To Sing Frogs Chapter 32b
Sarah being her “charming” self in kindergarten
The books we read on adoption challenges certainly allowed for what Amy said was happening. They allowed for a lot more too. Denial was working for me though. It felt so safe with my head in the sand.
Sarah loved to cuddle up with me and I didn’t want to understand it as anything more or less than the healthy relationship I had always wanted with a young daughter. I could only see the little girl who had evolved from praying for families for her friends once a night to disappearing five or six times a day for the same purpose. Ironically, it was me who couldn’t see the paradox that was my daughter. The new differences in viewpoints between my wife and me brought stress to the home that was awkwardly abnormal. In retrospect, it was completely my fault. Though Amy was right, it took me a while to realize it and to begin to work on correcting the situation. My failure brought difficulties into our family that had never been there before. Nobody was researching divorce attorneys but the water was choppy.
That wasn’t the only challenge. We hadn’t talked about going back for the others since we returned from Russia. We were avoiding the subject just like Russia thought we would when they refused to give us information about the siblings.
For me the situation with the older siblings was akin to an unplanned pregnancy. It was like when an indicator shows positive and the guy starts screaming that the girl didn’t shake the sample hard enough. Then he makes her take the test two more times while he drops to his knees and bargains with God. No one forgets about an unplanned pregnancy. It’s remembered every morning when the parents-to-be wake up screaming.
In our case it was far too late for anything to change the facts. There were biological siblings to our daughters who remained without families. If we didn’t act they had no hope. It wasn’t just about what would happen to the older siblings, although that should have been enough. What really drove me forward was cowardice. I knew that one day our daughters would research their histories. I knew they would find out there had been others. I kept asking myself what I would tell my teenaged daughters when they asked me what happened. I couldn’t bear to tell them that in all likelihood their siblings died on the streets. I knew if that was my response there could be no forgiveness. We had enough money. We had enough resources. Though it would be difficult, we had the time.
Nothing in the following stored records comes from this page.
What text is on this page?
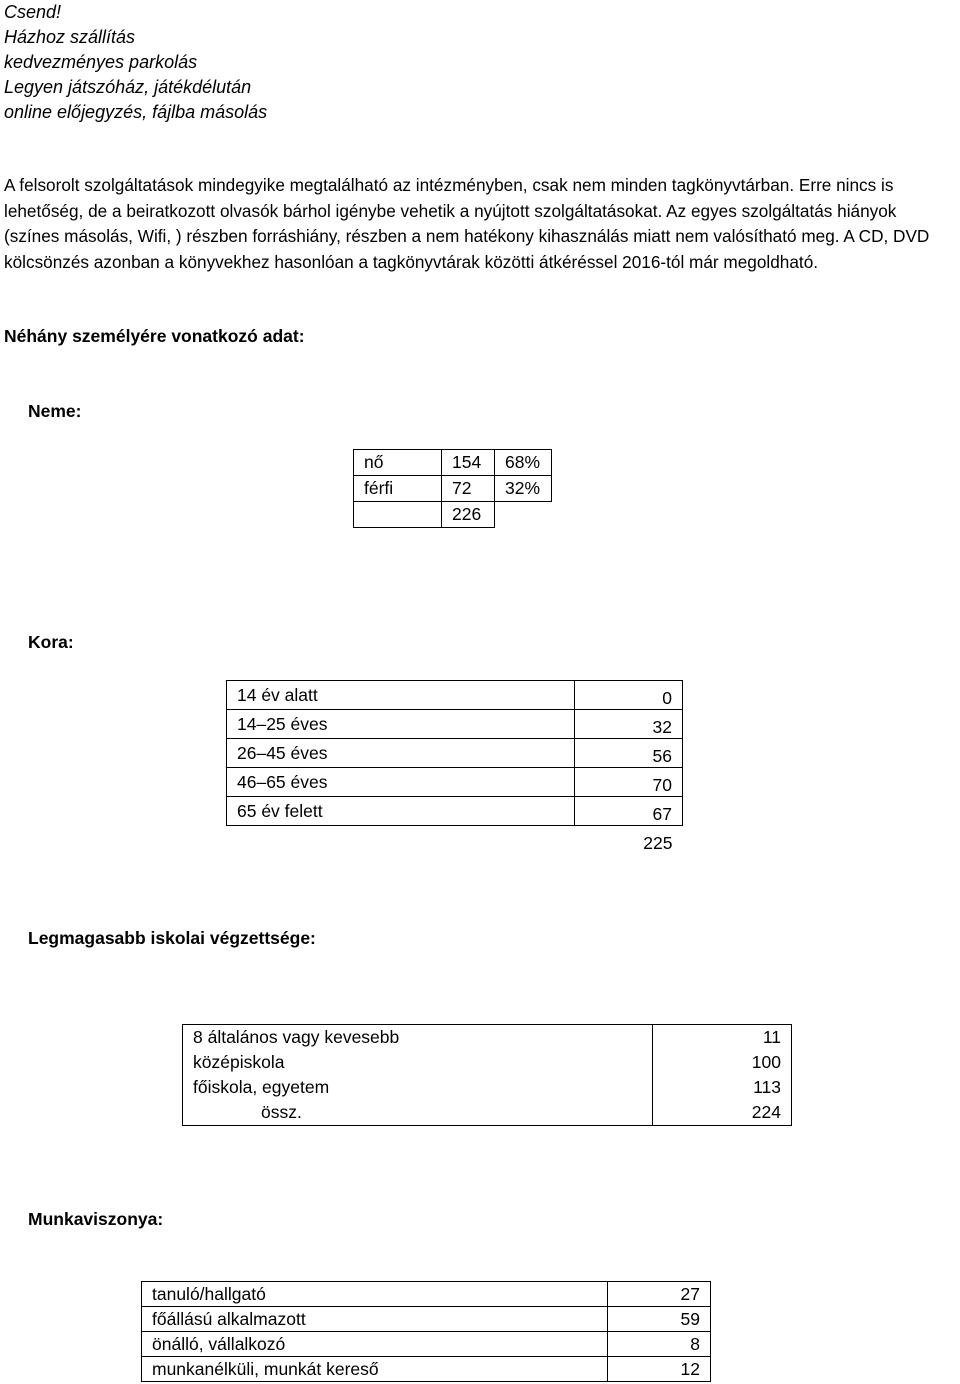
Csend!
Házhoz szállítás
kedvezményes parkolás
Legyen játszóház, játékdélután
online előjegyzés, fájlba másolás

A felsorolt szolgáltatások mindegyike megtalálható az intézményben, csak nem minden tagkönyvtárban. Erre nincs is lehetőség, de a beiratkozott olvasók bárhol igénybe vehetik a nyújtott szolgáltatásokat. Az egyes szolgáltatás hiányok (színes másolás, Wifi, ) részben forráshiány, részben a nem hatékony kihasználás miatt nem valósítható meg. A CD, DVD kölcsönzés azonban a könyvekhez hasonlóan a tagkönyvtárak közötti átkéréssel 2016-tól már megoldható.

Néhány személyére vonatkozó adat:

Neme:

nő	154	68%
férfi	72	32%
	226	

Kora:

14 év alatt	0
14‒25 éves	32
26‒45 éves	56
46‒65 éves	70
65 év felett	67
	225

Legmagasabb iskolai végzettsége:

8 általános vagy kevesebb	11
középiskola	100
főiskola, egyetem	113
össz.	224

Munkaviszonya:

tanuló/hallgató	27
főállású alkalmazott	59
önálló, vállalkozó	8
munkanélküli, munkát kereső	12
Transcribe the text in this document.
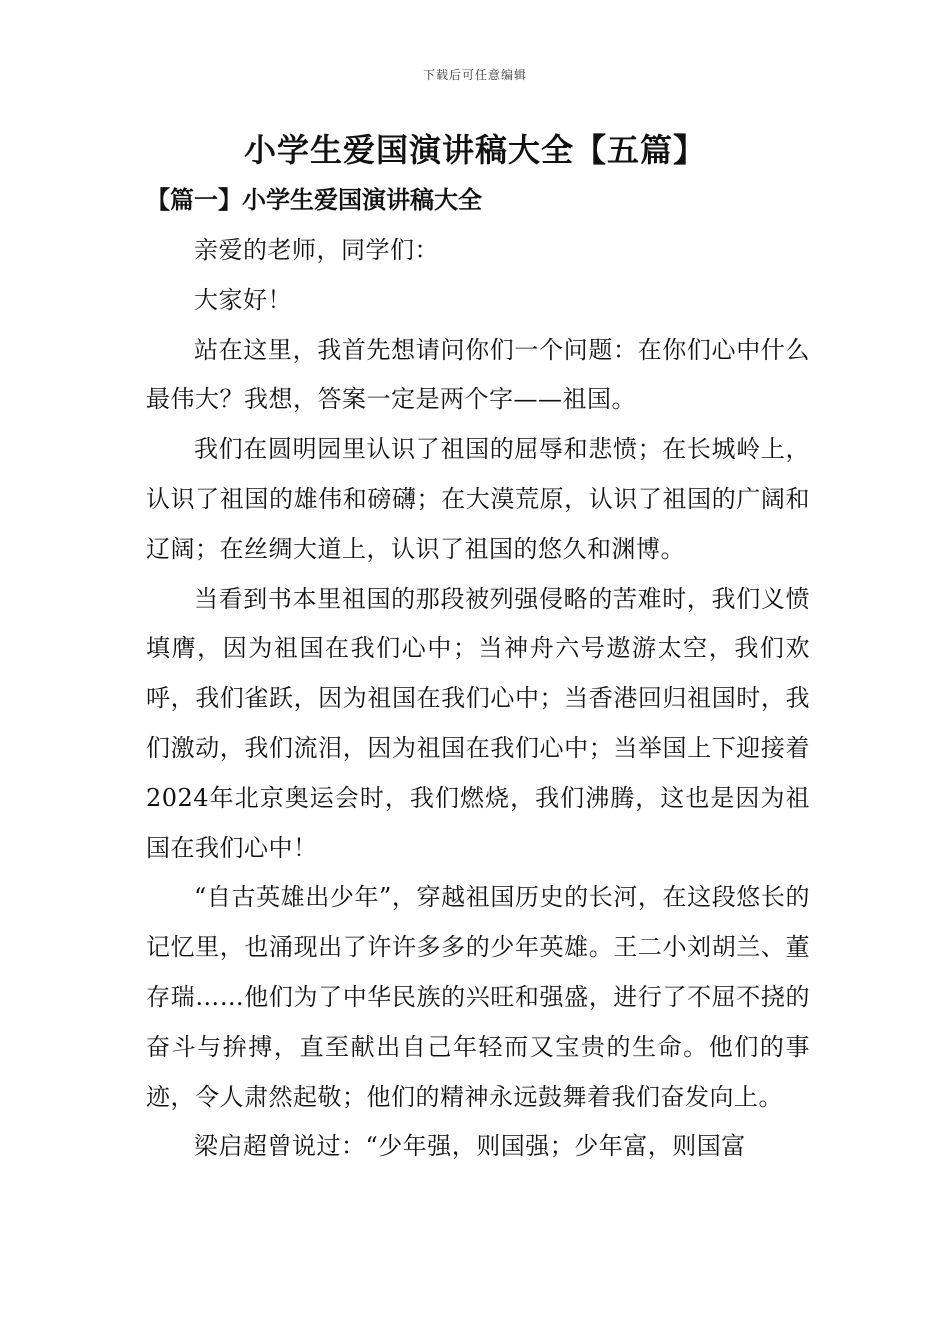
下载后可任意编辑
小学生爱国演讲稿大全【五篇】
【篇一】小学生爱国演讲稿大全

亲爱的老师，同学们：

大家好！

站在这里，我首先想请问你们一个问题：在你们心中什么最伟大？我想，答案一定是两个字——祖国。

我们在圆明园里认识了祖国的屈辱和悲愤；在长城岭上，认识了祖国的雄伟和磅礴；在大漠荒原，认识了祖国的广阔和辽阔；在丝绸大道上，认识了祖国的悠久和渊博。

当看到书本里祖国的那段被列强侵略的苦难时，我们义愤填膺，因为祖国在我们心中；当神舟六号遨游太空，我们欢呼，我们雀跃，因为祖国在我们心中；当香港回归祖国时，我们激动，我们流泪，因为祖国在我们心中；当举国上下迎接着2024年北京奥运会时，我们燃烧，我们沸腾，这也是因为祖国在我们心中！

“自古英雄出少年”，穿越祖国历史的长河，在这段悠长的记忆里，也涌现出了许许多多的少年英雄。王二小刘胡兰、董存瑞……他们为了中华民族的兴旺和强盛，进行了不屈不挠的奋斗与拚搏，直至献出自己年轻而又宝贵的生命。他们的事迹，令人肃然起敬；他们的精神永远鼓舞着我们奋发向上。

梁启超曾说过：“少年强，则国强；少年富，则国富
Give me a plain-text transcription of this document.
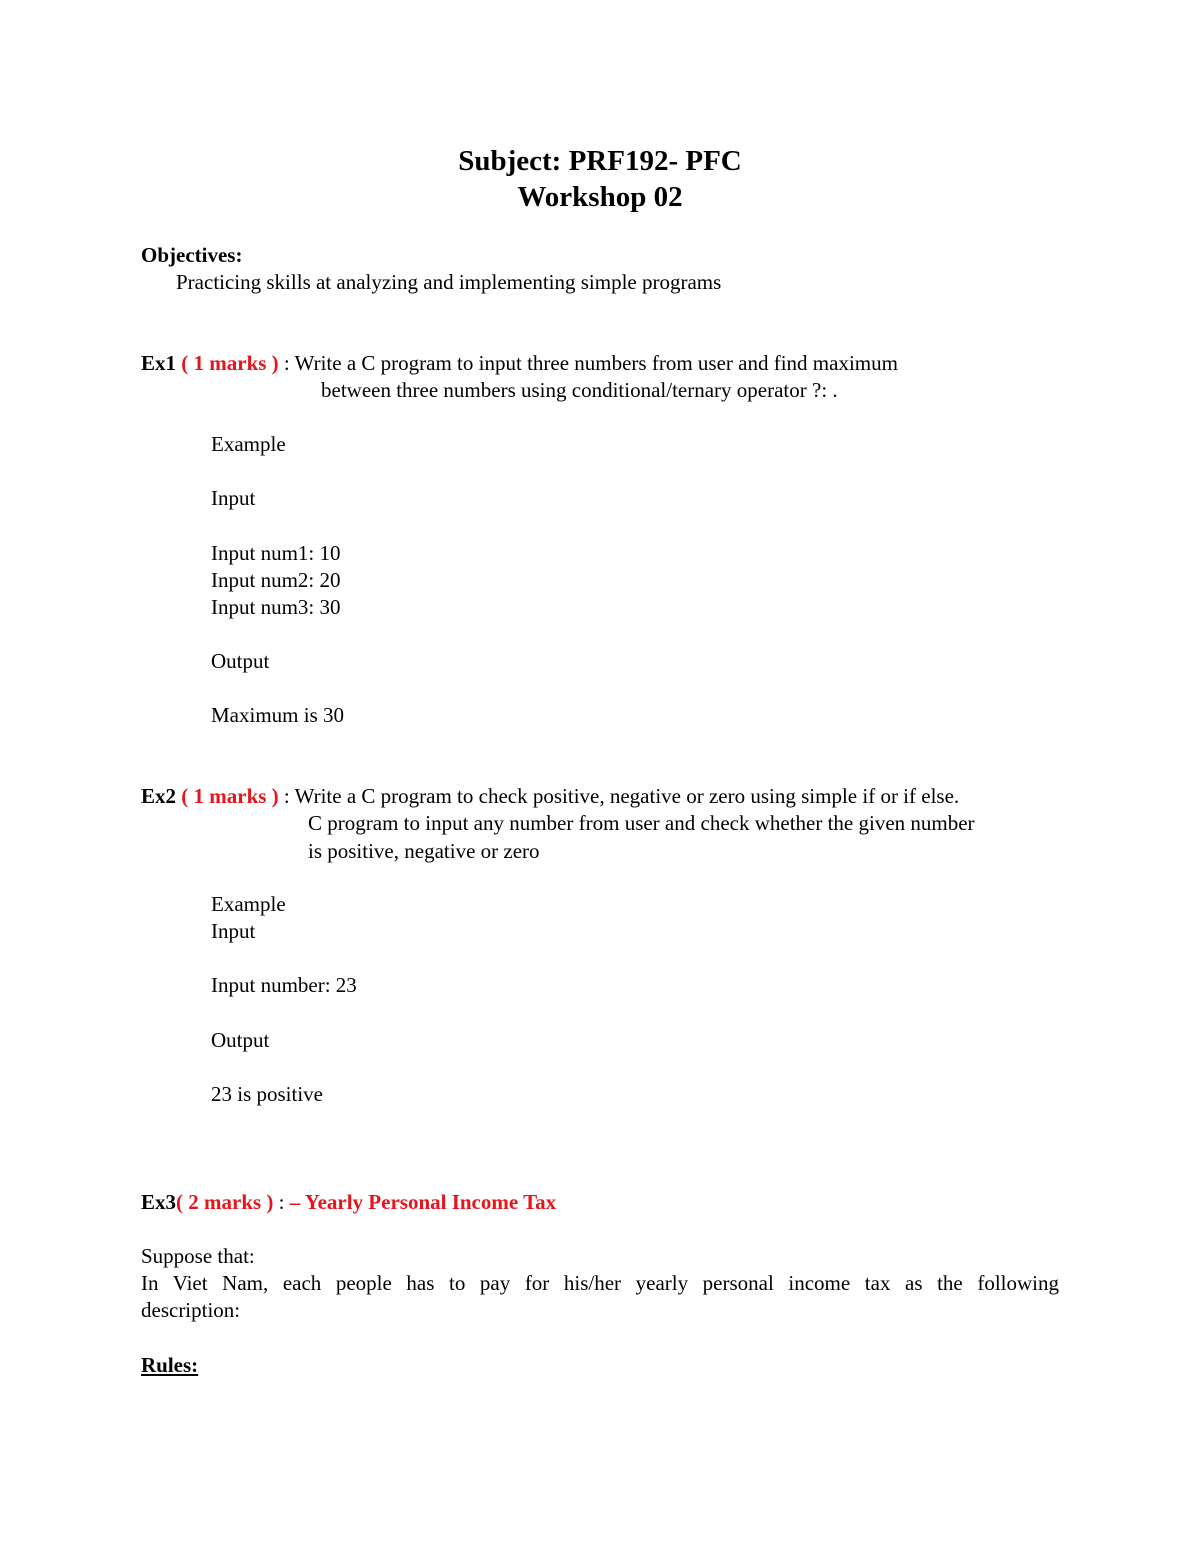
Subject: PRF192- PFC
Workshop 02
Objectives:
Practicing skills at analyzing and implementing simple programs
Ex1 ( 1 marks ) : Write a C program to input three numbers from user and find maximum
between three numbers using conditional/ternary operator ?: .
Example
Input
Input num1: 10
Input num2: 20
Input num3: 30
Output
Maximum is 30
Ex2 ( 1 marks ) : Write a C program to check positive, negative or zero using simple if or if else.
C program to input any number from user and check whether the given number
is positive, negative or zero
Example
Input
Input number: 23
Output
23 is positive
Ex3( 2 marks ) : – Yearly Personal Income Tax
Suppose that:
In Viet Nam, each people has to pay for his/her yearly personal income tax as the following
description:
Rules:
I thought about when I should contact Stass and Anya to enlist them in the search for the others. I planned my trip to oblivion. I caught up responsibilities at work so I could neglect them again. I watched the calendar like digits made from red lights on a countdown clock and put off talking to Amy about the others as long as I could.
I knew my wife hadn’t forgotten about our daughters’ siblings. I also knew she had as much as she could handle without them.
It wasn’t just the struggles with Sarah. Denney’s stitches tantrums were more straw on the camel’s back and Celeste was having her own difficulties. Mike was threatening to abandon his post.
“I’ve had it with her!” he yelled at Amy after Celeste came running into the other room and sat on my lap, only half dressed. “All she ever does is screams at me. She doesn’t like me and that’s fine. I don’t like her either.” Neither my sixteen-year-old son, nor Amy realized I could hear the conversation.
“She’s just insecure,” Amy tried to explain. “You are a lot older than her and you’re male. She thinks you’re trying to replace her dad and she doesn’t want that.”
“No sweat. Dad can keep her. Who’s his buddy anyway?” Mike was right. Dad wasn’t pulling his weight.
“Leave Dad out of this. He has a lot going on right now. More than we know. I need your help, Mike. Celeste needs you too whether she understands it or not.”
“Send her back to Mama Olga. That’s what she wants anyway.” Mike was sixteen and not an athlete. Thusly, he was just entering his apex of female rejection in society, he wasn’t about to put up with it at home.
“Look, Mike, nobody was more excited to get little sisters than you were. You knew there would be lots of work. We talked about this.”
“We didn’t talk about this.” Mike was too much like his old man. He thought if he won an argument it made him right.
“The relationship you wanted with Celeste is possible. It’s just going to take a lot of work and pain. I promise you it will be worth it. How bad do you want it?”
Mike, out of his mother’s desperation, recommitted. Amy had asked the poignant question. How much did any of us want it? To this day, I’m not quite sure what it is.